It took a while, but a significant chapter in that larger project has been completed. Three sites on Broadway at or near Market street have been sold and redeveloped. Between Salem Cinema, the Broadway Coffeeshop and Commons building, and other businesses, the district is beginning to hop!
With these three large parcels being developed, one of the problems is traffic and the encroachment of parking onto neighborhoods that were developed without attached garages and whose residents depend on on-street parking.
Earlier this year the City applied for two Transportation and Growth Management grants. The Edgewater one was not awarded, but the City did win a grant for the North Downtown study.
TGM grants take a while, and there's a bit of a dance between the State and the grantee as they decide exactly what the scope of the project and deliverables will be. So it may be some time before we learn what exactly the study will entail.
Ostensibly it is a parking study. A car parking study. But the goal should be not to figure out how to pack more cars in the neighborhood, but to figure out how to get more people into the district. And a large part of that should be developing ways to make it easier so people feel they have a realistic choice to walk or bike.
Mobility Choice
The Broadway Commons building has some of the best bike parking in Salem. It is also easily accessed from the side street.
This, and not a parking garage, or expanses of surface parking lots, should be central image of the study. Making it easy and comfortable for people to feel like they have a broad range of choices, a robust toolbox of transportation tools, should be the goal. Sometimes you need a pickup to access the storage unit across from Boon's, other times you just want to walk for a cup of coffee.
Choice, it's all about having a real menu of choices.
The North Downtown Plan from 1997 is interesting, if wonky, reading.
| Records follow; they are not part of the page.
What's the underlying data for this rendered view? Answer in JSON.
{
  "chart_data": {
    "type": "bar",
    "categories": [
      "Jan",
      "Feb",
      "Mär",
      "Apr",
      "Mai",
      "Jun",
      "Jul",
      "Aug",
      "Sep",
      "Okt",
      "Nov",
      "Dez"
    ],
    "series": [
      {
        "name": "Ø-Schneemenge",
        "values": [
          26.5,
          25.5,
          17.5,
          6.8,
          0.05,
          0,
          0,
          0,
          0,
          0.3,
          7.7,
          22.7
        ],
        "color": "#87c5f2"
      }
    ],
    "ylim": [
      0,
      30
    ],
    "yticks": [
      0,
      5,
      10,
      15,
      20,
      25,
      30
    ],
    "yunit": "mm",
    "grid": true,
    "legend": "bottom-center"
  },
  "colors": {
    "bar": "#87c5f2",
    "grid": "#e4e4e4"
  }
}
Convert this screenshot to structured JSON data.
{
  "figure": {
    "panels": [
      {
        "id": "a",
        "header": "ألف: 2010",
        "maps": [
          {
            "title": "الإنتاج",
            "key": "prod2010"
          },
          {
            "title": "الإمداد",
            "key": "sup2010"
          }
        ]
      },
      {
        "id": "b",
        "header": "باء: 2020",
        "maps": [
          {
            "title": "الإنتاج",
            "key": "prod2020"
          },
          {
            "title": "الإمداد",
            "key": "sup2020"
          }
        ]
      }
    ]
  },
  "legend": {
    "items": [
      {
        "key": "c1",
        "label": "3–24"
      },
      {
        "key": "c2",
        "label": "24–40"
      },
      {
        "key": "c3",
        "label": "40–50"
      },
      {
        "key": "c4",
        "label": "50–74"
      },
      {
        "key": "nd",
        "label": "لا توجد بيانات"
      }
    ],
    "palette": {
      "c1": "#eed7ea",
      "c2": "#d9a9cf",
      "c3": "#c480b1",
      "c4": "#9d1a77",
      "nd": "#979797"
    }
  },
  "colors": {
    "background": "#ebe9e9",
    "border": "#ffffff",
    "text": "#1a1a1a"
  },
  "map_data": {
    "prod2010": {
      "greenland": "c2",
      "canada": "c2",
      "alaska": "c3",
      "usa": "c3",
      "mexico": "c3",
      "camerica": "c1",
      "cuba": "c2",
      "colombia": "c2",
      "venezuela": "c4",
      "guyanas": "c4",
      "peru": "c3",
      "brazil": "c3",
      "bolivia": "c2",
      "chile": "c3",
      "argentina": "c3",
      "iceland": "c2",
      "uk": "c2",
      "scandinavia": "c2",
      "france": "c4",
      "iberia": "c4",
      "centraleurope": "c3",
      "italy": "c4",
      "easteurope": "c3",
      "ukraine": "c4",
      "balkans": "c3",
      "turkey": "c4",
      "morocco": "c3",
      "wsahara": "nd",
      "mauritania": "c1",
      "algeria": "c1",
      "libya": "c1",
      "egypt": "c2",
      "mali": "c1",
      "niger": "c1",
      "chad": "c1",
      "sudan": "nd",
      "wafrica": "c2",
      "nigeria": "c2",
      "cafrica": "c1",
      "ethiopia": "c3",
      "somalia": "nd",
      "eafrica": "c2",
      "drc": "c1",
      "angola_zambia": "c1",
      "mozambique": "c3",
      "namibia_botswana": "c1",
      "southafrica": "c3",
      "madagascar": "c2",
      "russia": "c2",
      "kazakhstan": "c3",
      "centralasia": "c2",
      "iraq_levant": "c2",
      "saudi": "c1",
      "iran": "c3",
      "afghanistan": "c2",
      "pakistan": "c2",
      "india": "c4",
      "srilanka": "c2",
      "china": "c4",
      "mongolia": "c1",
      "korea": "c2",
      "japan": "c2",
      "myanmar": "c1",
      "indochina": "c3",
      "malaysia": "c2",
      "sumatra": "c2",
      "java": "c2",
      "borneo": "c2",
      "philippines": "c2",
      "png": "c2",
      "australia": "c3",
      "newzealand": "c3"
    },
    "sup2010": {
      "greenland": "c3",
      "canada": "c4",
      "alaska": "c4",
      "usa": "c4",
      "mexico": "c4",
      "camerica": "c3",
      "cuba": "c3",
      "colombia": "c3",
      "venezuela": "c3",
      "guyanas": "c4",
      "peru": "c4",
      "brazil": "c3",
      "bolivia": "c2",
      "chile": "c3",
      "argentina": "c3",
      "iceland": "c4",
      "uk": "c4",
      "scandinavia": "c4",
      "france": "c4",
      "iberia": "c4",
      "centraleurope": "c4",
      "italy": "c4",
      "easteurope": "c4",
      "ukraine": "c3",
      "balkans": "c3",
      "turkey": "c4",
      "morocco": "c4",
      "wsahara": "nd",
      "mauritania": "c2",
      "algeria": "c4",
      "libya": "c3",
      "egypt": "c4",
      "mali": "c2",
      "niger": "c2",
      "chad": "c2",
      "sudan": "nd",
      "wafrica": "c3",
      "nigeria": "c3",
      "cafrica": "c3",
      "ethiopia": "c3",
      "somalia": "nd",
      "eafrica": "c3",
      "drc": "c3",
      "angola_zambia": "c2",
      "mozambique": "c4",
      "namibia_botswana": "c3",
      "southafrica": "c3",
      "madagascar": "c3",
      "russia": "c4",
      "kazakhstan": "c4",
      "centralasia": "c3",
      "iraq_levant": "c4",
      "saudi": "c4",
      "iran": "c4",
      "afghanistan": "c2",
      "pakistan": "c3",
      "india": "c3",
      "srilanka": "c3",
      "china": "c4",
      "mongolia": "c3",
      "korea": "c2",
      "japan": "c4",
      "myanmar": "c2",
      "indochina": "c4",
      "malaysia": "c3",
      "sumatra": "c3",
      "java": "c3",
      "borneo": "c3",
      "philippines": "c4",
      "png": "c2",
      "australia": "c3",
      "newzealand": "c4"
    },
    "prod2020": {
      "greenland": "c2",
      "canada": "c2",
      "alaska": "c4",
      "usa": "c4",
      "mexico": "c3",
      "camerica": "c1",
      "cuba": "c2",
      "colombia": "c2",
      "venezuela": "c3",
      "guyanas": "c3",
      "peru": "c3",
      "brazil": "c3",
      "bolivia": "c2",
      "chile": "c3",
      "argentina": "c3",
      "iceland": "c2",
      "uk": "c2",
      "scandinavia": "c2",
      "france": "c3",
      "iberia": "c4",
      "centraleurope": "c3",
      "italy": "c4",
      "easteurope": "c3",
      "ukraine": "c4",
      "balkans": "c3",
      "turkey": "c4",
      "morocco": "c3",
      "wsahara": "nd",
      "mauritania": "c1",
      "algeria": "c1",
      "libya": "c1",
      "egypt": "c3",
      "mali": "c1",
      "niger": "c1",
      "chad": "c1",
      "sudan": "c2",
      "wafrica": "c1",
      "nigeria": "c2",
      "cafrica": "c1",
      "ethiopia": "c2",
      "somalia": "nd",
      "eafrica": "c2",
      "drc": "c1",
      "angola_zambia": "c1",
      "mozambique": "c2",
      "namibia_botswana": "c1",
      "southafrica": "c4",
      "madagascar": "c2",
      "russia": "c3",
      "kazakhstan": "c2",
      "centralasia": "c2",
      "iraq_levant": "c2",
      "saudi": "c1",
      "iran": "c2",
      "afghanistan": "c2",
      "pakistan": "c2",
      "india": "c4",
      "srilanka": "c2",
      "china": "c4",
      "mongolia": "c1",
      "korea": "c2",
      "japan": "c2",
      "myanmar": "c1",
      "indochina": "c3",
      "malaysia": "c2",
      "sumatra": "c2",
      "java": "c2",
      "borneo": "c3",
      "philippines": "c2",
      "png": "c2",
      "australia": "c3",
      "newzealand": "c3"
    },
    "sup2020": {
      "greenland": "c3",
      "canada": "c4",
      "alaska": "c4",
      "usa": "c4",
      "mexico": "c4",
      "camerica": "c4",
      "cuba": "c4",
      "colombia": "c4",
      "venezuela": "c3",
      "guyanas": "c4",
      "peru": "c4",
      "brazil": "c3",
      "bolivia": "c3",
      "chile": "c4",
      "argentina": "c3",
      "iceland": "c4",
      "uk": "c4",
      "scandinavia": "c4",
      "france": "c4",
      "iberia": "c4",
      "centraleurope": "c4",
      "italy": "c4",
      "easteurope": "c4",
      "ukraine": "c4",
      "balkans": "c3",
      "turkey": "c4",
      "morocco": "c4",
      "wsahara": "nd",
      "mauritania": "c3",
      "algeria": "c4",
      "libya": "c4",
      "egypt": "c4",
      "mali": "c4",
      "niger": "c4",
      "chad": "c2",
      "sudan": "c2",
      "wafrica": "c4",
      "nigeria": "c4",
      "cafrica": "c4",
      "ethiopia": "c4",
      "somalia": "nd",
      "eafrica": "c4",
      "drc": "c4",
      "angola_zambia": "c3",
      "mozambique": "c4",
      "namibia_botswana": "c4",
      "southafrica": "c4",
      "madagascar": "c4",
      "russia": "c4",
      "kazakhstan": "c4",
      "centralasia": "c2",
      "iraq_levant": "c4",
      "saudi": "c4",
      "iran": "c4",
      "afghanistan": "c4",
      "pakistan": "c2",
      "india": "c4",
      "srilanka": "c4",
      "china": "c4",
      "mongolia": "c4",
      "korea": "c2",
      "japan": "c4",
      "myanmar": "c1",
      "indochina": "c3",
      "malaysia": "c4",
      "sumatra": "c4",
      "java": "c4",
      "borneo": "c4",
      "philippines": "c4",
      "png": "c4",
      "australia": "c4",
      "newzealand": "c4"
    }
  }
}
The section on transportation and parking is limited. Though it moves in the direction of a walkable streetscape, it mostly takes for granted that people will be driving cars, with other travel choices an afterthought. Its priority is more cars, not making it easier for people to feel they have a choice:
Based on current growth projections, traffic volumes on several major arterials approaching the stucy area are expected to increase by 20-40 percent over the next twenty years. [projects to accomodate this increase] may conflict with bicycle and pedestrian activity along the corridor.The page on grocery stores shows just how dramatically things have changed in 15 years:
[T]here is a small but emerging trend of smaller grocery stores coming back into inner-city locations. Zupan's, a Vancouver, Washington specialty grocer, is developing stores in the 12,000 to 20,000 square foot range in selected inner-city neighborhoods. Nature's, an environmentlly supportive "green grocer" has similar grocery outlets around the Portland metropolitan area approximately the same size as the stores being developed by Zupan's.Nature's has become part of Whole Foods, and several of the original Nature's team created New Seasons. This summer Salem will get its first Trader Joe's store.
Grocery Outlet is also in the neighborhood. It's important that the area not totally gentrify, and a good move would be to make it easier to walk and bike to Grocery Outlet.